Hence our observed proportion of agreement is:
(1 x 96 + 0.5 x 20)/120  =   0.883
Our expected proportion of agreement by chance alone is:
(1 x 47.7 + 0.5 x 52.6)/120  =   0.617

This gives a weighted kappa measure of 0.695, slightly higher than we obtained with the unweighted kappa. In this case it is higher because most of the discrepancies were by only one category. If they had instead been concentrated in the red boxes, we would have found the weighted kappa was less than the unweighted version.

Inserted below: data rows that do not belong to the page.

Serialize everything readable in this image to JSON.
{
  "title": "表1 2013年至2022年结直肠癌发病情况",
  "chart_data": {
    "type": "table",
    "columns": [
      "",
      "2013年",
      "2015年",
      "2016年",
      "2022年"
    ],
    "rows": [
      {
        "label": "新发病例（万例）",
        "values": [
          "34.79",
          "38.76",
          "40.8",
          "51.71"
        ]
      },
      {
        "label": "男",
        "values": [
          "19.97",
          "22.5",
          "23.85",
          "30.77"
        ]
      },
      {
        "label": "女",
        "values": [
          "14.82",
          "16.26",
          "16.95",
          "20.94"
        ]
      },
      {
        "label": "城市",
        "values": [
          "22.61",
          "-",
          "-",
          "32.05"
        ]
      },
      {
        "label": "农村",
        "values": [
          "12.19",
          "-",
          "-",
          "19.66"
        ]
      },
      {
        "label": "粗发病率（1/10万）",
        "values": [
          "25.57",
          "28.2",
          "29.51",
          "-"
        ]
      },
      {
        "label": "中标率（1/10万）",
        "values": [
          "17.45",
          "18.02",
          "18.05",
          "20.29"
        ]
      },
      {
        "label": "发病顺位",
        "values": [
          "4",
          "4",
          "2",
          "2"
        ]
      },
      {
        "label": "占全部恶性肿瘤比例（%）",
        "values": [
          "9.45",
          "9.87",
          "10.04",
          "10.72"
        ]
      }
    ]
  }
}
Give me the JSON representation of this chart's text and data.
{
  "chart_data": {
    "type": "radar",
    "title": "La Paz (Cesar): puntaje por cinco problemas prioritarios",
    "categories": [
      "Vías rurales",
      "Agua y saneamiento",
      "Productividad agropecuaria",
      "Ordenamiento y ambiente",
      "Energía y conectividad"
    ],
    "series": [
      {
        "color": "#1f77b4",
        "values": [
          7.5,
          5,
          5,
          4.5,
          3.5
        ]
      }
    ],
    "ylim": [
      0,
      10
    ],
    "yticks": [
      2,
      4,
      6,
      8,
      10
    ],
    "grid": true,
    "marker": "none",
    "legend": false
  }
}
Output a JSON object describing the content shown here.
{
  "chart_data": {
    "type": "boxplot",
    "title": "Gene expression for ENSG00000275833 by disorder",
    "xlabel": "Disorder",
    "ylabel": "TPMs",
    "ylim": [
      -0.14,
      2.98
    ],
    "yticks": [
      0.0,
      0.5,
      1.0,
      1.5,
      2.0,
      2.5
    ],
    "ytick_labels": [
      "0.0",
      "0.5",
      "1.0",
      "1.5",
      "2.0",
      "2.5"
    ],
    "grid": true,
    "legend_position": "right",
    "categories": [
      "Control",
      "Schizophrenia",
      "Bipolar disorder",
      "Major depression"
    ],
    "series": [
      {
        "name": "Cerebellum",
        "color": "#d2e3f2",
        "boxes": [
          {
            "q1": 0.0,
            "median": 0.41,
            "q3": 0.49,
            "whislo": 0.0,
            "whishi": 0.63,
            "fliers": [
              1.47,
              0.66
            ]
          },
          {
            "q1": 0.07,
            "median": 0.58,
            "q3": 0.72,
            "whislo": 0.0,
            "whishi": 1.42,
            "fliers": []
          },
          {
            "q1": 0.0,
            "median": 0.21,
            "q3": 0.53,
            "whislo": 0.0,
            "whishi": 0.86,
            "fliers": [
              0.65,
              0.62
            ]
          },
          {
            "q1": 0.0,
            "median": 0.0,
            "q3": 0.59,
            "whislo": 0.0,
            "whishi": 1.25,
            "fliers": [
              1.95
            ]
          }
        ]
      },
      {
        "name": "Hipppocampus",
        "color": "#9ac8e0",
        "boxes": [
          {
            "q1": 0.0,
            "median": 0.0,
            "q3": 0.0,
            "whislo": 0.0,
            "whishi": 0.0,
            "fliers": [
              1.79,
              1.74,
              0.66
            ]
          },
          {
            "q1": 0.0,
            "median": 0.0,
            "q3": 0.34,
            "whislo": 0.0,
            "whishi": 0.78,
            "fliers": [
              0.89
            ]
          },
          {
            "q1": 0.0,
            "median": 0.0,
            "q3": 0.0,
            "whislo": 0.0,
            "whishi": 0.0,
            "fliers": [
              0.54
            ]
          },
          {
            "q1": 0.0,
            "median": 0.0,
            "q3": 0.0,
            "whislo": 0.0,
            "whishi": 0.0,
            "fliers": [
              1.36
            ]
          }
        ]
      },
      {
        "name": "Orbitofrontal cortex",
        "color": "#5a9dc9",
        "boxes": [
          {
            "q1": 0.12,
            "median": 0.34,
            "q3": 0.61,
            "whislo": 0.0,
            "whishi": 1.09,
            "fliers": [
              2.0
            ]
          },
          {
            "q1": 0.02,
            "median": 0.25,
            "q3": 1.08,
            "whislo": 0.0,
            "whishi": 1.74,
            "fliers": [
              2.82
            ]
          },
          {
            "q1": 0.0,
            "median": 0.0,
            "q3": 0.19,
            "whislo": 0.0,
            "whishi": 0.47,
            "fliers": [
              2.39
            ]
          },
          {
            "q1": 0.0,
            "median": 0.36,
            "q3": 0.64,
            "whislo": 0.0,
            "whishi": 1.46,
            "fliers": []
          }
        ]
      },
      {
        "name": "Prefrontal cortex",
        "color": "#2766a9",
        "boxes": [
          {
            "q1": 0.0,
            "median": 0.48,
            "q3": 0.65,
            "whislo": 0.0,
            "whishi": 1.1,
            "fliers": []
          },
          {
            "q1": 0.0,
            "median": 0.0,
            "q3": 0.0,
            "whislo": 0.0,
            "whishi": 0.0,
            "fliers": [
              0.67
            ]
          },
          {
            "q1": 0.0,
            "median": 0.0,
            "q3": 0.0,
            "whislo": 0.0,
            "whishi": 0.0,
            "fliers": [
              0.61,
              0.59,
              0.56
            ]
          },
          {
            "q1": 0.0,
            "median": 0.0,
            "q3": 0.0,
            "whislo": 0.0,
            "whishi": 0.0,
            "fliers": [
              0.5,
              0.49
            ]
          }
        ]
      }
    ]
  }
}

The kappa measure is not without its detractors (for example Maclure & Willett (1987)), and care must be taken in its interpretation:

  • Do not interpret the absolute value of kappa too rigidly. For ordinal data the value obtained is dependent on the number of categories - generally the fewer the categories, the higher will be the kappa value.
  • Use weighted kappa when dealing with other than 2x2 tables.
  • Do not use kappa for measurement variables - other methods are available for these.

Significance tests & confidence intervals for Kappa

Since one is most interested in the absolute value of kappa, an alternative and more appropriate way to test it is to attach a 95% confidence interval and see if it overlaps zero. An approximate interval is given by

Algebraically speaking -

95% Confidence Interval (κ)  =  κ   ±  1.96 SE (κ)

  • SE is the standard error of kappa

For our first example with a κ value of 0.762 we get a 95% confidence interval of 0.588 to 0.944, which clearly differs significantly from zero. For the second example κ is only 0.288 (95% CI: 0.129 to 0.446) which is still significant but is clearly a much poorer level of agreement.